Spain pays higher rates over 5.0% in bond issue
Spain paid sharply higher borrowing rates of more than five percent in a 3.158-billion-euro bond issue Tuesday, its central bank said, amid fears it will succumb to eurozone financial instability.
Investors bought up the 12-month bonds at a 5.022 percent rate of return and the 18-month ones at 5.159 percent, compared with rates of less than four percent in a similar sale on October 18, the Bank of Spain said in a statement.
The bond repayment rates are a key measure of market confidence in a country’s ability to pay its debts. A higher rate indicates weakening confidence that makes it harder for a country to borrow money.
Emergency finance measures and the resignation of prime ministers in Greece and Italy appeared to have failed to calm markets Tuesday and the jitters spread to Spain, just five days before its general election.

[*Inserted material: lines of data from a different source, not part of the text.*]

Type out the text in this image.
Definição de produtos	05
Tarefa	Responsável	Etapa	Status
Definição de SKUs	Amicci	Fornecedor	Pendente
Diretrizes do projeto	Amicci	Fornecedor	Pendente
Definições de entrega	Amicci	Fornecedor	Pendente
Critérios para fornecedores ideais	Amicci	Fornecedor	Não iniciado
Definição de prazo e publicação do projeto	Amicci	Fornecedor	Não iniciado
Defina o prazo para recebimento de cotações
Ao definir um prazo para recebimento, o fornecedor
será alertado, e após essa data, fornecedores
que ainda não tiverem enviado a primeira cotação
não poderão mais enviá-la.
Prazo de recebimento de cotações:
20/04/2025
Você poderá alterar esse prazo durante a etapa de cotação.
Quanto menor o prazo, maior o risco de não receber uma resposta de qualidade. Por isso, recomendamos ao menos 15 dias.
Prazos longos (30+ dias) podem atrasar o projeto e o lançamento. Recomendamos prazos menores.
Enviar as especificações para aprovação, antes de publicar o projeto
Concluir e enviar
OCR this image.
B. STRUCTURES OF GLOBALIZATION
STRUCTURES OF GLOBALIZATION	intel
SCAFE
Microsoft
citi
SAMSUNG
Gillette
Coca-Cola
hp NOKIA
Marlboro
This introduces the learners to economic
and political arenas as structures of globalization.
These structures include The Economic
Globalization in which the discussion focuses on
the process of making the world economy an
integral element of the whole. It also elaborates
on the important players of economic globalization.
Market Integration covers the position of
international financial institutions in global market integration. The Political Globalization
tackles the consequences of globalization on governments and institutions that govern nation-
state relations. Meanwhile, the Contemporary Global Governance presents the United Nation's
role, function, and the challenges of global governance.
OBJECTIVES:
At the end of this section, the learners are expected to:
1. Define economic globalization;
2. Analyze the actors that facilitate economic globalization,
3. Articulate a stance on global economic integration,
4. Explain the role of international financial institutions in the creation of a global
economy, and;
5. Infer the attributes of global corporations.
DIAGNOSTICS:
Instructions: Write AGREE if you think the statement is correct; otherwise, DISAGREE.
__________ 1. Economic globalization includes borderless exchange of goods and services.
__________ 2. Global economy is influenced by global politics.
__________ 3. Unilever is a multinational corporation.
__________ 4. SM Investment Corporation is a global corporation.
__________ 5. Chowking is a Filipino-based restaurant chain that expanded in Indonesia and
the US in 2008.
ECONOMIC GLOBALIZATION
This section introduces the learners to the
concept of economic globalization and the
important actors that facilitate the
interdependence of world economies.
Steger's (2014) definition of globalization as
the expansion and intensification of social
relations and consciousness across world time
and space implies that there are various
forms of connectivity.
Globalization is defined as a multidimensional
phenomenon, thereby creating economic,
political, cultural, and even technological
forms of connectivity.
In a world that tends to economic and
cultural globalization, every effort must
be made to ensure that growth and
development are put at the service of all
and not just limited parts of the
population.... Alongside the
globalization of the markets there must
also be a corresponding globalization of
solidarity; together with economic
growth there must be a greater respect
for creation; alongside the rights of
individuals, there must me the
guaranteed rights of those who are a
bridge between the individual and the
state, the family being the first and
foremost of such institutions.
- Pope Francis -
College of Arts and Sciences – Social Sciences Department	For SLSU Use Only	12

Spain’s debt risk premium broke euro-era records on fears that the government will miss targets to slash the bloated public deficit.
The central bank has warned that growth was anaemic in the third quarter of 2011 and economists have warned Spain risks falling back into recession next year.
A key measure of a country’s financial stability, the gap between the rate of return on Spain’s 10-year bonds and that of Germany, widened to a record 452.2 basis points, indicating increasing tension.
The Madrid stock market’s IBEX 35 index was down 1.33 percent in morning trading on Tuesday.